There are a lot of nonprofit organizations that do really fantastic work and have passionate supporters.
There are, however, vast numbers of nonprofits who don’t have passionate supporters but still do fantastic work.
What’s the difference?
Sr. Judy reminded me last week that the difference is “being generous.” Frankly, I had never looked at it that way, but she was right on.
To younger generations, starting with the Baby Boomers, fundraising has come to seem too mechanical, too industrialized. I’ve written about this in the past . . . so many fundraising articles and blogs focus on the Five Point plans or the Six Tips that guarantee success. They are out there in such profusion that we are tempted to believe that if we only incorporate these keys to success, our donations will skyrocket. We are even coached to put more emotion into our appeals . . . as if the reality behind many missions isn’t heartbreaking enough.

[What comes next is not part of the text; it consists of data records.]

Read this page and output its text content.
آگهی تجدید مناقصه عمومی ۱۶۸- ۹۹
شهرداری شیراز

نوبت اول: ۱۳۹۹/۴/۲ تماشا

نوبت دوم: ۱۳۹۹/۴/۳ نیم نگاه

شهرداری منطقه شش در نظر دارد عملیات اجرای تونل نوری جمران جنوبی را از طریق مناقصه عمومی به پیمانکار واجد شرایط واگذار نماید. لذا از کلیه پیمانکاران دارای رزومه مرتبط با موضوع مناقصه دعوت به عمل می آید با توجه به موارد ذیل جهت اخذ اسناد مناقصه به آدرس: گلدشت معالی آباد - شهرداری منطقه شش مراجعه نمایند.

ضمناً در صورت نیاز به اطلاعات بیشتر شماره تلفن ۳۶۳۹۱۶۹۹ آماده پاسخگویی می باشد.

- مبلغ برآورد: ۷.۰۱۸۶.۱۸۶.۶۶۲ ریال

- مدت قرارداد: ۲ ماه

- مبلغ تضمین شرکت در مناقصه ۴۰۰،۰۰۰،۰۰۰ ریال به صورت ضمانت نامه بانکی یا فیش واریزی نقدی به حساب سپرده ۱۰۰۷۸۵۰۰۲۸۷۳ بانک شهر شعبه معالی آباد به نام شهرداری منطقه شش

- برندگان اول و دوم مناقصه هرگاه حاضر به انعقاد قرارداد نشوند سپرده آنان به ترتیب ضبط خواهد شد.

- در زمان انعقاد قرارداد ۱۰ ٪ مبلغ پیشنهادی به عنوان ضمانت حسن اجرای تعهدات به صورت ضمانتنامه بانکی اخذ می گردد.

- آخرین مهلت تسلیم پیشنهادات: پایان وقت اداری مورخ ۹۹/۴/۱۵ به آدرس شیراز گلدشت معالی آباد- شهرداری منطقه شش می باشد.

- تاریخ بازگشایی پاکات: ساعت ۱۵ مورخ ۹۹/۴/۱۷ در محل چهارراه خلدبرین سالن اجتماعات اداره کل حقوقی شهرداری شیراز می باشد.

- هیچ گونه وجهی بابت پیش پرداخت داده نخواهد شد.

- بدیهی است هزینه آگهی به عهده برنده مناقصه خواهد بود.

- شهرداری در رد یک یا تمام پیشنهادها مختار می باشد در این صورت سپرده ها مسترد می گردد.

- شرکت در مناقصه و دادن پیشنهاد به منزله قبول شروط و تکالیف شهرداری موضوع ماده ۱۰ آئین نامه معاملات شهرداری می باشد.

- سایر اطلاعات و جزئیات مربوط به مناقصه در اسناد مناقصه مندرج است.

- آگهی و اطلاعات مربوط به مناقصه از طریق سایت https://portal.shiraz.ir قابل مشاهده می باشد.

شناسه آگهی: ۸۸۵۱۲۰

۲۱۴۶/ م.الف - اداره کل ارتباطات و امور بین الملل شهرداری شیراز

It is as if we believe money is hard to come by in America. Really? The average trip to get groceries is $75, what is a $30 check to your charity?
This isn’t to denigrate the donors. At least they are stepping up to the plate, and thank God for them!
But what are we in fundraising doing to be generous to our supporters?
Some organizations and their fundraising groups have this down. Their number one priority is all about developing relationships. But others … especially when the fundraising organization has gotten large… are they generous or mechanical?
I think the key question is, do you tip relational or transactional?
Does your fundraising team worry first about their organization taking care of the needs of supporters (that’s a relational mind-set), or do you believe that the supporter donations are to take care of your organization (that’s a transactional mindset)?
Both mindsets can raise money in America, but which mindset is being generous?